– Григорий Петрович! – крикнул чей-то голос с берега.

Гриша перевернулся и увидал на берегу высокого мужика с русой бородою, с открытым лицом и ясным взглядом больших голубых глаз навыкате. Это был Каменский, «толстовец», как его называли на дачах.

– Вы придете сегодня? – крикнул Каменский, снимая картуз и вытирая лоб рукавом замашной рубахи.

– Здравствуйте!.. Приду, – отозвался Гриша. – А вы куда, если не секрет?

Каменский с улыбкой взглянул исподлобья.

– Ведь вот люди! – сказал он важно и ласково. – Всё у них секреты!

Гриша подплыл к берегу и, стоя и качаясь по горло в воде, пробормотал:

– Ну, если хотите, не секрет… Я просто полюбопытствовал, почему вы меня спросили?

– А мне нужно побывать у знакомых.

– Да, так вы в город едете!

– Разве в город только ездят? – снова перебил Каменский. – И разве знакомые бывают только в городе?

– Конечно нет. Только я не понимаю…

– Вот это верно. Я сказал, что буду и в городе и у знакомых – вот тут недалеко – на огородах.

– Так, значит, попоздней прийти?

– Да, попоздней.

– Тогда до свидания! – крикнул Гриша и подумал: «Правду говорит Игнатий – психопаты!» Но, отплывши, он опять обернулся и пристально посмотрел на высокую фигуру в мужицкой одежде, уходившую по тропинке вдоль реки.

На реке еще было прохладно и тихо. За лугами, в синеющей роще, куковала кукушка. У берега зашуршали камыши, и из них медленно выплыла лодка. Седенький старичок в очках и поломанной соломенной шляпе сидел в ней, рассматривая удочку. Он поднял ее и соображал что-то, лодка остановилась и вместе с ним, с его белой рубашкой и шляпой, отразилась в воде. А из купальни слышались крики, плеск и хохот.
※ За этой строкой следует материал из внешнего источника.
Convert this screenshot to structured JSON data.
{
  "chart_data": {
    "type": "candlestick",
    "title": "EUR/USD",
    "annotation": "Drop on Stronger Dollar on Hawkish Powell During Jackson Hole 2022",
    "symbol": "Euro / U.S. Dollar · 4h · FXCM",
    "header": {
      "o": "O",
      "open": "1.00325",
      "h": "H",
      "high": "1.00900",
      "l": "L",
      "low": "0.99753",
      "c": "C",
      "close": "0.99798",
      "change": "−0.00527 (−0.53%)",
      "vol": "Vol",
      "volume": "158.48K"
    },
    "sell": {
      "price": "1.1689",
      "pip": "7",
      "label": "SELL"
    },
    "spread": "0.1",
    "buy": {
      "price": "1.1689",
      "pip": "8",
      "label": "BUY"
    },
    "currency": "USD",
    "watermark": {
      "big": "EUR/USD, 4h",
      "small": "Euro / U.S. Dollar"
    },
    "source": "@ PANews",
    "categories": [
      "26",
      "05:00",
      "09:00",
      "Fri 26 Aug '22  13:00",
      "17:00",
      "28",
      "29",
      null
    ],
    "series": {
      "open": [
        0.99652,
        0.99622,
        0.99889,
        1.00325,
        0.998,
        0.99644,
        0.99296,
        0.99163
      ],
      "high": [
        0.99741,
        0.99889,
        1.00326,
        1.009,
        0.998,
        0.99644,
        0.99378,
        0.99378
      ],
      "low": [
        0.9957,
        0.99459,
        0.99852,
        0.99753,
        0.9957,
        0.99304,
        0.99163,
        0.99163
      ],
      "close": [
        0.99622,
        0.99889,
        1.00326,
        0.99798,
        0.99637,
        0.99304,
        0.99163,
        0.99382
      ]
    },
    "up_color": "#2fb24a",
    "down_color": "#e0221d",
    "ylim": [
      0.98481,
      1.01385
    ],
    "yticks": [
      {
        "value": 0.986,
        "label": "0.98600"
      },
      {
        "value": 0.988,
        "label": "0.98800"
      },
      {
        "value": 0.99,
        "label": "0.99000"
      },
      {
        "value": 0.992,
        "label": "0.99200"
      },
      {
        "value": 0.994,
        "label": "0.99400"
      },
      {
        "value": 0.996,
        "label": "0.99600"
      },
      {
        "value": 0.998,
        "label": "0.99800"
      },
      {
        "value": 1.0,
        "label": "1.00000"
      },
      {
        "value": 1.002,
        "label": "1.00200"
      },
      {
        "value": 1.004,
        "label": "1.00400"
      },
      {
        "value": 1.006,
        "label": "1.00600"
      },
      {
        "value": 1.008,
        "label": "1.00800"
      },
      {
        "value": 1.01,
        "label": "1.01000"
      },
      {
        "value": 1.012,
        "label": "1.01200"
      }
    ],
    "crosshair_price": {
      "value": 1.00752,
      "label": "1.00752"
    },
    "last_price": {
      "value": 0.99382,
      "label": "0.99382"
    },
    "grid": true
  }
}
По гнущимся доскам бежали с берега, стуча сапогами, гимназисты, студенты в белых кителях, чиновники в парусинных рубашках…

Грише не хотелось возвращаться туда, и он стал нырять, раскрывать глаза в темно-зеленой воде, и его тело казалось ему чужим и странным, словно он глядел сквозь стекло. Караси и гольцы с удивленными глазками останавливались против него и вдруг таинственно юркали куда-то в темную и холодную глубину. Вода мягко, упруго сжимала и качала тело, и приятно было чувствовать под ногами жесткий песок и раковины… А наверху уже припекало. Теплая, неподвижная вода блестела кругом, как зеркало. С зеленых прибрежных лозин в серых сережках тихо плыл белый пух и тянуло запахом тины и рыбы.

II

Ровно час после купанья Гриша посвятил гимнастике. Сперва он подтягивался по канату и висел на трапеции в саду, потом в своей комнате становился в львиные позы, играя двухпудовыми гирями.

Со двора звонко и весело раздавалось кудахтанье кур. В доме еще стояла тишина светлого летнего утра. Гостиная соединялась со столовой аркой, а к столовой примыкала еще небольшая комната, вся наполненная пальмами и олеандрами в кадках и ярко озаренная янтарным солнечным светом. Канарейка возилась там в покачивающейся клетке, и слышно было, как иногда сыпались, четко падали на пол зерна семени. В большом трюмо, перед которым Гриша ворочал тяжестями, вся эта комната отражалась в усиленно-золотистом освещении с неестественно прозрачной зеленью широкой цветочной листвы.

Когда же Гриша вышел на балкон, сел за накрытый стол и, покачиваясь на передних ножках стула, стал, слегка расширяя ноздри, медленно пить молоко, в тишине дома раздался томный голос Натальи Борисовны:

– Гарпина!

«Какая скука! – подумал Гриша. – Каждый день начинается одним и тем же воззванием!»

– Гарпина! – повторила Наталья Борисовна нетерпеливее. – Гри-иша!

Гриша лениво поднялся с места.

– Ну, что тебе? – сказал он, входя в спальню.